Il y a quelques semaines des huissiers, mandatés par « la Fondation Jérôme LEJEUNE », obtinrent l’annulation d’une conférence de Marthe GAUTIER accompagnant l’hommage que les « Assises de la génétique humaine et médicale » avaient prévu de lui rendre à Bordeaux. Cette femme médecin et chercheuse, aujourd’hui âgée de quatre vingt huit ans, est celle qui découvrit la trisomie 21, dont son collègue Jérôme LEJEUNE s’empara scandaleusement et frauduleusement.

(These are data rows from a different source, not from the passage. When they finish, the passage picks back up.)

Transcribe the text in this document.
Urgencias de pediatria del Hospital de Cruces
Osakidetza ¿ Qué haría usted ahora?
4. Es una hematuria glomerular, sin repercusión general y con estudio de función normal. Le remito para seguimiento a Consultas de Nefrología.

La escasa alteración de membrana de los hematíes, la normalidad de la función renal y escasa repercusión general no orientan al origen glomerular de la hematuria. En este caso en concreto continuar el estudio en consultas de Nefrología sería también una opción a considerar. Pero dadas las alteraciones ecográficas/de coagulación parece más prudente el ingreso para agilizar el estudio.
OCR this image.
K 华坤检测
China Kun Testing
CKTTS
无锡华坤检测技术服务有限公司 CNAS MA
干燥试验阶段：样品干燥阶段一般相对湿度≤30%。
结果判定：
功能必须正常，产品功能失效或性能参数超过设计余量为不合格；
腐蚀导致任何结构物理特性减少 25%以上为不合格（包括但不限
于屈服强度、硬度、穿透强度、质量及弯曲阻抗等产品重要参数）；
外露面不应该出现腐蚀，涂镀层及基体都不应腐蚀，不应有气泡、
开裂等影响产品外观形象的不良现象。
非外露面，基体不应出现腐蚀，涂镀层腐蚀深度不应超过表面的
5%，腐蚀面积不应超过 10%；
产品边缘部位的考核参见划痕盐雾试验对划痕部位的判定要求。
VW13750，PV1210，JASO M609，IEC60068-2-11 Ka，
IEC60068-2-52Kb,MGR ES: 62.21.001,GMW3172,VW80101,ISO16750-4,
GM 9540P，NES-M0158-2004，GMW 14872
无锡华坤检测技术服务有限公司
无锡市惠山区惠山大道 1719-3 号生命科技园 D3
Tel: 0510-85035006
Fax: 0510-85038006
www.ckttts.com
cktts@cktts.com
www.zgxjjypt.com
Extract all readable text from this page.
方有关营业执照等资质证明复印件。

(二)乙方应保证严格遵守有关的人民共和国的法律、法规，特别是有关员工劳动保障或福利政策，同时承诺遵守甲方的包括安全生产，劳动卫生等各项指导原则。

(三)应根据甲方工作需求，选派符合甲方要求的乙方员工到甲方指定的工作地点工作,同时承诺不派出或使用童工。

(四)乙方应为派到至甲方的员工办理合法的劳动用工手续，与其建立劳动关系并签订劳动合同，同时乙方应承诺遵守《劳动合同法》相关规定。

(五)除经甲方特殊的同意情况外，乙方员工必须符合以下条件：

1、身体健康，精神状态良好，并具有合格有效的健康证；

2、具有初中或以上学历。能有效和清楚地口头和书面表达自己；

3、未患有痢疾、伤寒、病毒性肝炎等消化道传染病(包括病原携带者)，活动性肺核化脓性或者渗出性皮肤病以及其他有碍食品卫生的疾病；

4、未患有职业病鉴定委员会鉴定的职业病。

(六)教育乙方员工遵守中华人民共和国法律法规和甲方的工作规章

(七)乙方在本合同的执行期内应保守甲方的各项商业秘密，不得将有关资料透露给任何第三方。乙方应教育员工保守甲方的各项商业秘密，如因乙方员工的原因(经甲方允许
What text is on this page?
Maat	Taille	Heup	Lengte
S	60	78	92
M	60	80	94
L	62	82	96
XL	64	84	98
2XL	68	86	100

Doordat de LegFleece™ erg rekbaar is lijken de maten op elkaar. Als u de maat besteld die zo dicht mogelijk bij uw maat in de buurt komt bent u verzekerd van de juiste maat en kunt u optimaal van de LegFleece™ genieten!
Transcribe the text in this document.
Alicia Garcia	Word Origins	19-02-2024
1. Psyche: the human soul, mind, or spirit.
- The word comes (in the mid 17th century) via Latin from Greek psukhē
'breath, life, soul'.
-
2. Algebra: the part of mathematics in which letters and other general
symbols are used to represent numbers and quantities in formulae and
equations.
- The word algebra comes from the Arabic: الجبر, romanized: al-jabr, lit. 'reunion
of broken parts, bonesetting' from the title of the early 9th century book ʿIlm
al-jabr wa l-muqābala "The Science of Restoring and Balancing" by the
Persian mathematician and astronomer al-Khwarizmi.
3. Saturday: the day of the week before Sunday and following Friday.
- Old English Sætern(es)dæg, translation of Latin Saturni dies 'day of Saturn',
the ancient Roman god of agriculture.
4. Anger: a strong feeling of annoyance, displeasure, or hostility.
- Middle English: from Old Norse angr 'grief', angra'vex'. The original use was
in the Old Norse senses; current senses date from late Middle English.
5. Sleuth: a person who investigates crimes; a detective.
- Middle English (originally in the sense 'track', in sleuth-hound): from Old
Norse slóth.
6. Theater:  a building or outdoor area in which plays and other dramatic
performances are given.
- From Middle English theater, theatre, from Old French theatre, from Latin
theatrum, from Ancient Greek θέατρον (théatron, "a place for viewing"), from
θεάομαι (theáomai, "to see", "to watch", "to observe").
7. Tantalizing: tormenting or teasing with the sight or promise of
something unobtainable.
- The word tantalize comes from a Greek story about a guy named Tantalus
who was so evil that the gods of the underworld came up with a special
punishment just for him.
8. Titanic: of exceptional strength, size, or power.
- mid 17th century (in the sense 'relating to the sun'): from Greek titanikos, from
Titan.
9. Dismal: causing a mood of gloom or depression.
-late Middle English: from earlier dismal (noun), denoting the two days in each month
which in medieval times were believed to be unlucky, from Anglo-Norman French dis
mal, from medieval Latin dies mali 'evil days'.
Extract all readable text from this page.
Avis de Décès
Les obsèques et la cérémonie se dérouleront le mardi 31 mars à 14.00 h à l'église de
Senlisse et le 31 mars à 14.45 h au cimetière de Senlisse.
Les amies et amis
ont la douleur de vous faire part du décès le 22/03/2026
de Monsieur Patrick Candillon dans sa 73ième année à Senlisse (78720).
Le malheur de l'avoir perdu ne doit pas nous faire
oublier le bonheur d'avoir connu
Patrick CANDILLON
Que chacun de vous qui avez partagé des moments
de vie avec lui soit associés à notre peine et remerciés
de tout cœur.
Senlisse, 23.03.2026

Plusieurs articles de journaux, dans Le Monde, Libé, La Croix etc … racontèrent cette histoire à l’occasion de cette effarante opération d’intimidation et de censure digne de la Cosa Nostra de « la Fondation Jérôme LEJEUNE » ( taper « Lejeune Gautier trisomie-21 » sous google pour avoir tous les détails).
Il faut dire qu’il y avait un réel péril en la maison du Père, puisque sont en cours les enquêtes préalables à béatification conduites au Vatican et qu’en février 2014 le processus romain a franchi un cap important en trouvant le dossier français « valable ». Cet étonnant paroissien, Jérôme LEJEUNE, qui sert d’étendard posthume aux plus rétrogrades parmi les Catholiques (Anti « mariage pour tous », anti loi VEIL, agitateurs du spectre de « la théorie du genre » etc …), verrait son étoile de sainteté considérablement assombrie si une publicité mal venue portait à la connaissance des enquêteurs romains que la communauté scientifique française a rétabli Marthe GAUTIER dans sa réalité de découvreuse de la trisomie 21, en rejetant ainsi Jérôme LEJEUNE au rang des pirates de la science.
Chacun sait que Jérôme LEJEUNE était l’activiste numéro un de l’anti-avortement. Il s’était d’ailleurs longtemps opposé aux tests pré-nataux permettant de découvrir qu’un foetus était atteint de trisomie-21, afin de ne pas aboutir à des avortements de mères préférant éviter de donner consciemment la vie à un enfant porteur de cette lourde anomalie génétique.
Ce que cette affaire montre c’est qu’il n’avait pas autant hésité à faire avorter la carrière scientifique de sa consoeur dans le laboratoire du Professeur Raymond TURPIN, leur patron commun.
Il aurait été mieux inspiré de méditer cette phrase du généticien Albert JACQUARD qui disait : « Il faut prendre conscience de l’apport d’autrui, d’autant plus riche que la différence avec soi-même est plus grande ».
D’un côté une femme brillante mais modeste, de l’autre un ambitieux sans foi ni loi se faisant passer pour un petit saint … oui, la différence est bien grande.
Mais ce que cette affaire nous montre aussi, c’est la facilité avec laquelle, au vu et au su de leurs collègues, il ne fut pas difficile à un homme sans scrupule de s’approprier la gloire qui aurait dû revenir à une femme. L’inverse aurait-il seulement été imaginable ?
La faute est individuelle, mais elle est aussi collective … c’est ce qu’il ne faut pas oublier.